In der Region Hannover hat es am Donnerstagabend einen tödlichen Unfall gegeben.

Foto: Filmbildfabrik / Shutterstock (Symbolfoto)

Hannover.  Die Polizei sucht Zeugen, die Hinweise zur Fahrweise des 61-Jährigen geben können. Im Kreis Harburg starb eine 82-Jährige nach einem Fahrradsturz.

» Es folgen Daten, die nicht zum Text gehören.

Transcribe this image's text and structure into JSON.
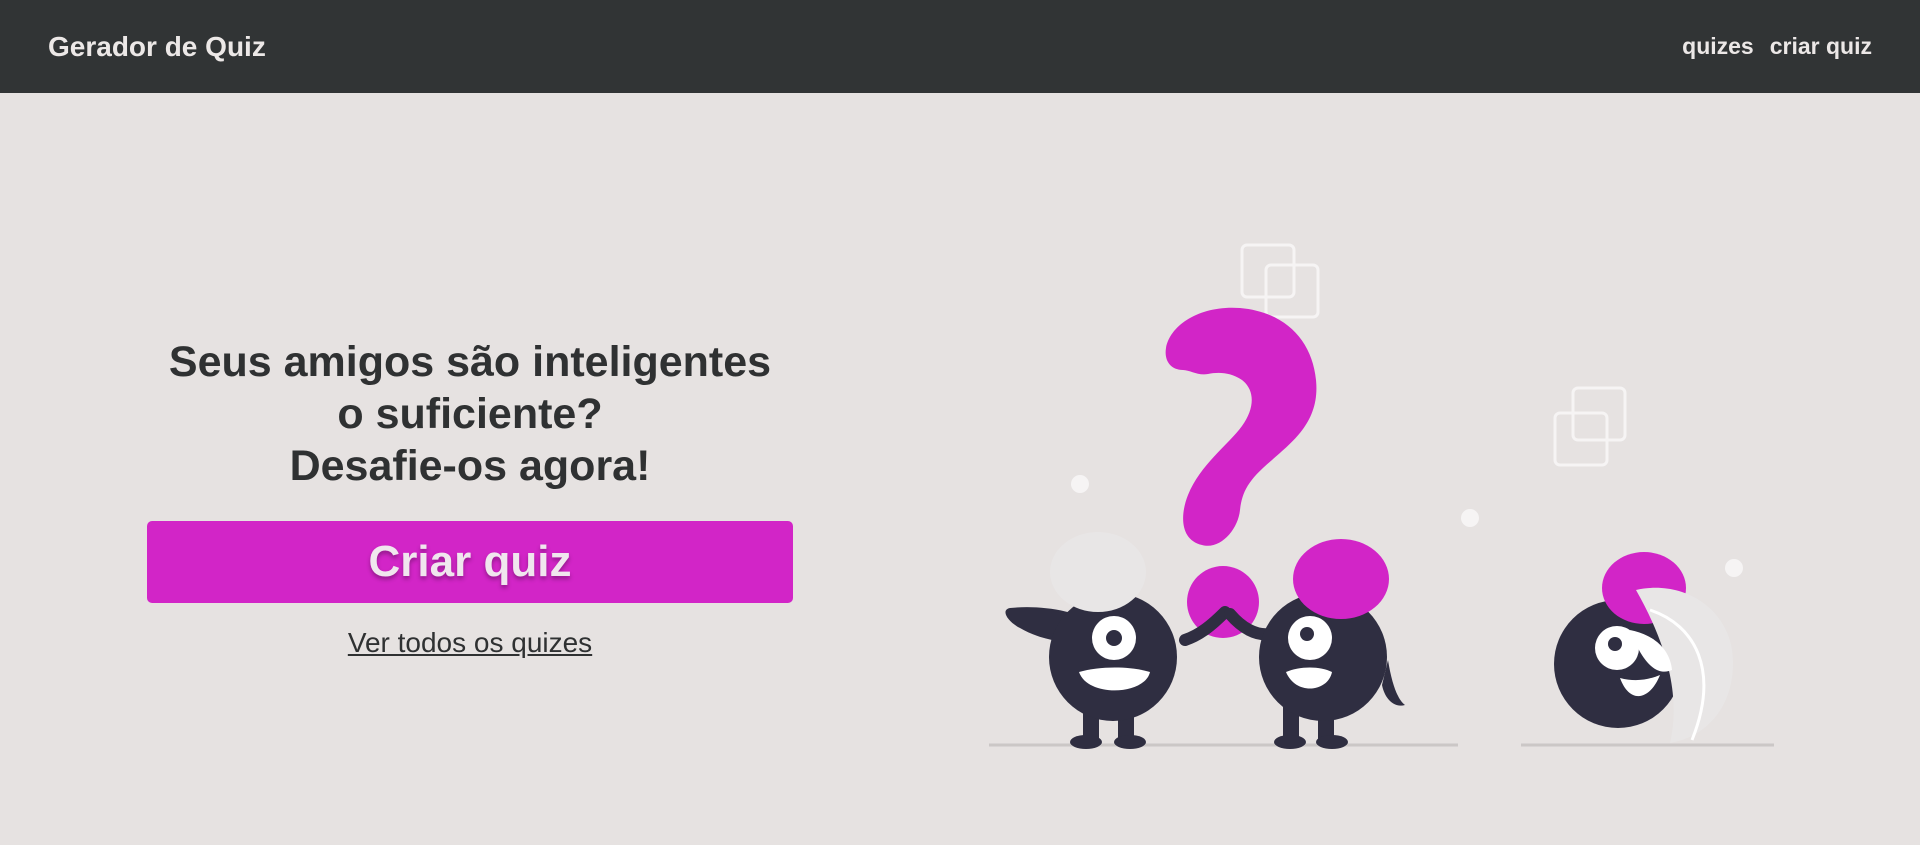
{
  "navbar": {
    "brand": "Gerador de Quiz",
    "links": [
      {
        "label": "quizes"
      },
      {
        "label": "criar quiz"
      }
    ]
  },
  "hero": {
    "headline_lines": [
      "Seus amigos são inteligentes",
      "o suficiente?",
      "Desafie-os agora!"
    ],
    "cta_label": "Criar quiz",
    "secondary_link": "Ver todos os quizes"
  },
  "colors": {
    "navbar_bg": "#313435",
    "page_bg": "#e6e2e1",
    "accent": "#d225c7",
    "text": "#2f3132",
    "character": "#2f2e41"
  },
  "illustration": {
    "icon": "question-mark-characters-illustration"
  }
}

Ein 61 Jahre alter Autofahrer hat in der Region Hannover mit seinem Wagen einen parkenden Lastwagen gerammt und tödliche Verletzungen erlitten. Jetzt sucht die Polizei nach Zeugen. Der Mann sei in Barsinghausen ungebremst auf den Sattelzug aufgefahren, teilte die Polizei am Freitag mit. Den bisherigen Erkenntnissen zufolge war der 61-Jährige am Donnerstagabend auf der Bundesstraße 65 in Richtung Nordgoltern unterwegs, dann fuhr er auf den Parkplatz und rammte dort aus zunächst unbekannter Ursache den abgestellten Transporter. Dabei wurde das Dach des Wagens abgerissen, der Fahrer starb. Der Lastwagenfahrer wurde nicht verletzt.

Für die Bergung und die Unfallaufnahme musste die Bundesstraße an dem Parkplatz für mehrere Stunden voll gesperrt werden. Auch ein Rettungshubschrauber war im Einsatz. Die Polizei rief Zeugen, die Hinweise zur Fahrweise des 61-Jährigen oder zum Unfallhergang geben können, dazu auf, sich zu melden.

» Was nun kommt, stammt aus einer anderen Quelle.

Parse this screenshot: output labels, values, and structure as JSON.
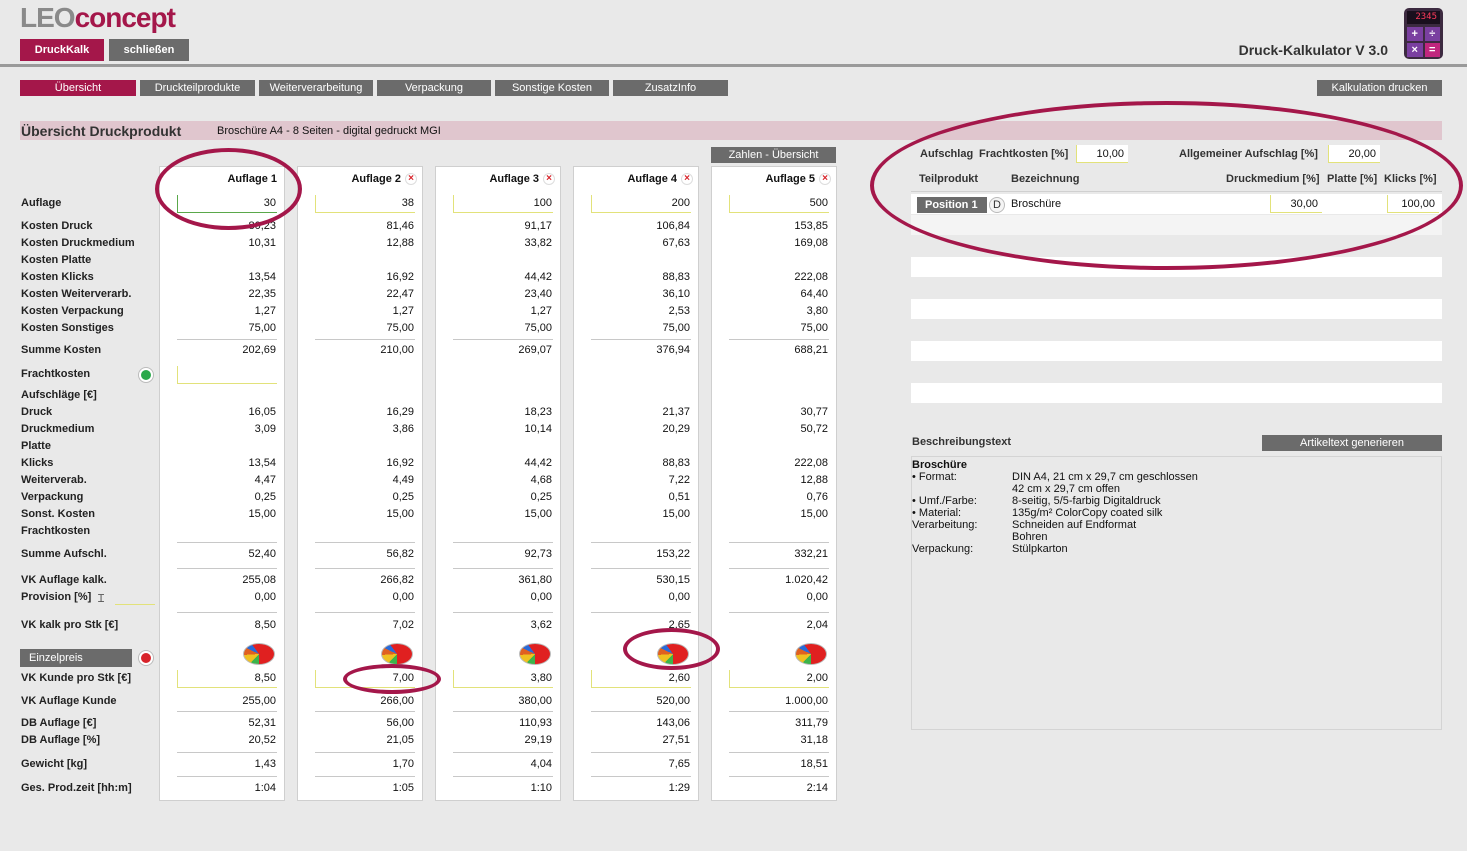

82 Jahre alte Frau stirbt im Kreis Harburg nach Fahrradsturz

Bei einem Fahrradunfall in Winsen im Landkreis Harburg ist eine 82 Jahre alte Frau gestorben. Sie sei gestürzt – ohne Beteiligung anderer Fahrer oder Fußgänger, sagte ein Polizeisprecher am Freitag. Die Frau verletzte sich so schwer am Kopf, dass sie mit einem Hubschrauber in ein Krankenhaus in Hamburg geflogen wurde. Dort starb sie einen Tag später – am Dienstag – an ihren Verletzungen.

Feuerwehr findet Leiche in brennender Wohnung

Bei einem Dachstuhlbrand in Bremen ist ein Mensch ums Leben gekommen. Die Identifizierung des Opfers sei noch nicht abgeschlossen, die Ermittlungen liefen, sagte ein Polizeisprecher am Freitag. Damit blieb zunächst unklar, ob es sich bei dem Opfer um eine Frau oder einen Mann handelt. Gegen Mittag musste die Feuerwehr erneut anrücken, um weitere Glutnester zu löschen. Es kam zu Verkehrsbehinderungen.

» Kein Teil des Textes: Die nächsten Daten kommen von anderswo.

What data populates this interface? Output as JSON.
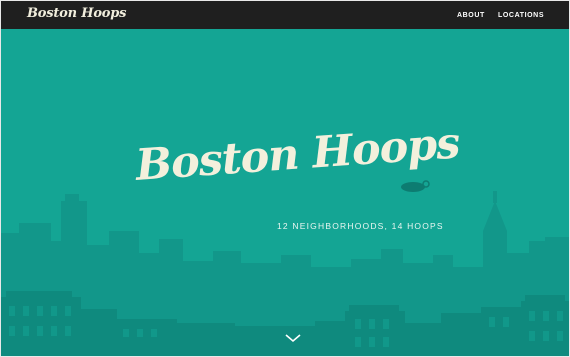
{
  "header": {
    "logo": "Boston Hoops",
    "nav": [
      {
        "label": "ABOUT"
      },
      {
        "label": "LOCATIONS"
      }
    ]
  },
  "hero": {
    "title": "Boston Hoops",
    "subtitle": "12 NEIGHBORHOODS, 14 HOOPS"
  },
  "colors": {
    "background": "#14a594",
    "navbar": "#1f1f1f",
    "skyline_far": "#12978a",
    "skyline_near": "#0f8a7e",
    "title": "#f3f0dc"
  },
  "icons": {
    "scroll": "chevron-down-icon"
  }
}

Nach dem Alarm am frühen Freitagmorgen sahen die Einsatzkräfte nach Angaben der Feuerwehr bei ihrem Eintreffen Flammen aus dem Dach des dreistöckigen Wohn- und Geschäftshauses im Steintorviertel schlagen. Rettungstrupps mit Atemschutz gingen in das Gebäude und fanden im Dachgeschoss eine Leiche. Verletzte gab es nicht. Die Einsatzkräfte versuchten, ein Übergreifen der Flammen auf Nachbargebäude zu verhindern.

Der Brand sei weitgehend gelöscht, sagte der Sprecher. Es gebe kein offenes Feuer mehr, immer wieder würden aber kleine Glutnester gefunden. Die Ursache des Feuers war zunächst unklar. Die Dachgeschosswohnung sei zerstört, der Rest des Gebäudes unbewohnbar und auch die Geschäfte im Erdgeschoss seien „nicht nutzbar“.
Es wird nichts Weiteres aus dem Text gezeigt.